No More Adam: Learning Rate Scaling at Initialization is All You Need
Minghao Xu, Lichuan Xiang, Xu Cai, Hongkai Wen
2024-12-19
Summary
This paper talks about a new optimization method called SGD-SaI, which improves the training of deep learning models by adjusting learning rates at the start without needing complex algorithms like Adam.
What's the problem?
Many deep learning models rely on adaptive gradient methods, like Adam, to adjust their learning rates during training. However, these methods can be memory-intensive and might not always perform well. This can lead to issues with training efficiency and effectiveness, especially when working with large models or datasets.
What's the solution?
The authors propose SGD-SaI, a simpler method that focuses on scaling the learning rate at the beginning of training based on the gradient signal-to-noise ratio (g-SNR). This means that instead of using complex adjustments throughout training, SGD-SaI sets appropriate learning rates for different parts of the model right from the start. The results show that this approach not only saves memory but also matches or outperforms Adam in various tasks, including training large models like Vision Transformers and GPT-2.
Why it matters?
This research is important because it offers a more efficient way to train deep learning models, making it easier and less resource-intensive for researchers and developers.
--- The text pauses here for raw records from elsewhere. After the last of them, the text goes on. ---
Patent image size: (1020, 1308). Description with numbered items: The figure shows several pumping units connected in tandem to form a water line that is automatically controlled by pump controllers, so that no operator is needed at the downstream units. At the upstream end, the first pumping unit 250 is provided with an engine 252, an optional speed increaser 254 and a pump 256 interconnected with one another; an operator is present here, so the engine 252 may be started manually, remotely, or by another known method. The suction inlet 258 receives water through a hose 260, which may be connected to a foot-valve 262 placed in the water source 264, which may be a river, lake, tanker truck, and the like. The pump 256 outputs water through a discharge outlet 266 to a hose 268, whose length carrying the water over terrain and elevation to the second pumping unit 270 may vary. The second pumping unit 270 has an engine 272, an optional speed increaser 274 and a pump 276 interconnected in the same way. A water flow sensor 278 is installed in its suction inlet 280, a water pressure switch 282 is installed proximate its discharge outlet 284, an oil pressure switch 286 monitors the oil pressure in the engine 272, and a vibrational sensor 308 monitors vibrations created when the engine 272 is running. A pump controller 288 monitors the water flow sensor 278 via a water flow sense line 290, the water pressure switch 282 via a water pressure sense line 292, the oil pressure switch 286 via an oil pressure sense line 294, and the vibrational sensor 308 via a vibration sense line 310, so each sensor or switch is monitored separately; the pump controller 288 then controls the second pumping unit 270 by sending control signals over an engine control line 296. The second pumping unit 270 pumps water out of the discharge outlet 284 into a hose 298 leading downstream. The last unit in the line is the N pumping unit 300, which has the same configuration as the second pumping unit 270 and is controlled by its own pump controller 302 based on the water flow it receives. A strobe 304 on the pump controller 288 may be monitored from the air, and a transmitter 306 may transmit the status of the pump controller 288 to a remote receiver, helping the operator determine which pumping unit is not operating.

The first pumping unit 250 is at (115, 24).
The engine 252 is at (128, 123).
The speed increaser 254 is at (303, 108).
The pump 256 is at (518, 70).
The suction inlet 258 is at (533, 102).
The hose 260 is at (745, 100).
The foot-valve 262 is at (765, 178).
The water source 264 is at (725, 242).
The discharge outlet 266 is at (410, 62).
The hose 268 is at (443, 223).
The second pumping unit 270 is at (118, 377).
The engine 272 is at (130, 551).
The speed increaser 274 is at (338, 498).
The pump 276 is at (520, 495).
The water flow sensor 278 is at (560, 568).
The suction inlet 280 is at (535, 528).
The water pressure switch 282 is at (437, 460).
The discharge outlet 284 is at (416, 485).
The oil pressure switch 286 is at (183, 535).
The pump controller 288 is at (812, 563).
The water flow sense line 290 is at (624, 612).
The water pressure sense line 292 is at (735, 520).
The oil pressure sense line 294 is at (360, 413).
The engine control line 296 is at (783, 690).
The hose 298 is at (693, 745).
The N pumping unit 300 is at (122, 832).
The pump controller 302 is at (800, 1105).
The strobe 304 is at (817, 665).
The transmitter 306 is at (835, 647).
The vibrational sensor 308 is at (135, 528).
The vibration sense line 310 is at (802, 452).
By simplifying the optimization process, SGD-SaI could help accelerate advancements in AI technologies, allowing for faster experimentation and deployment of powerful models.
Abstract
In this work, we question the necessity of adaptive gradient methods for training deep neural networks. SGD-SaI is a simple yet effective enhancement to stochastic gradient descent with momentum (SGDM). SGD-SaI performs learning rate Scaling at Initialization (SaI) to distinct parameter groups, guided by their respective gradient signal-to-noise ratios (g-SNR). By adjusting learning rates without relying on adaptive second-order momentum, SGD-SaI helps prevent training imbalances from the very first iteration and cuts the optimizer's memory usage by half compared to AdamW. Despite its simplicity and efficiency, SGD-SaI consistently matches or outperforms AdamW in training a variety of Transformer-based tasks, effectively overcoming a long-standing challenge of using SGD for training Transformers. SGD-SaI excels in ImageNet-1K classification with Vision Transformers(ViT) and GPT-2 pretraining for large language models (LLMs, transformer decoder-only), demonstrating robustness to hyperparameter variations and practicality for diverse applications. We further tested its robustness on tasks like LoRA fine-tuning for LLMs and diffusion models, where it consistently outperforms state-of-the-art optimizers. From a memory efficiency perspective, SGD-SaI achieves substantial memory savings for optimizer states, reducing memory usage by 5.93 GB for GPT-2 (1.5B parameters) and 25.15 GB for Llama2-7B compared to AdamW in full-precision training settings.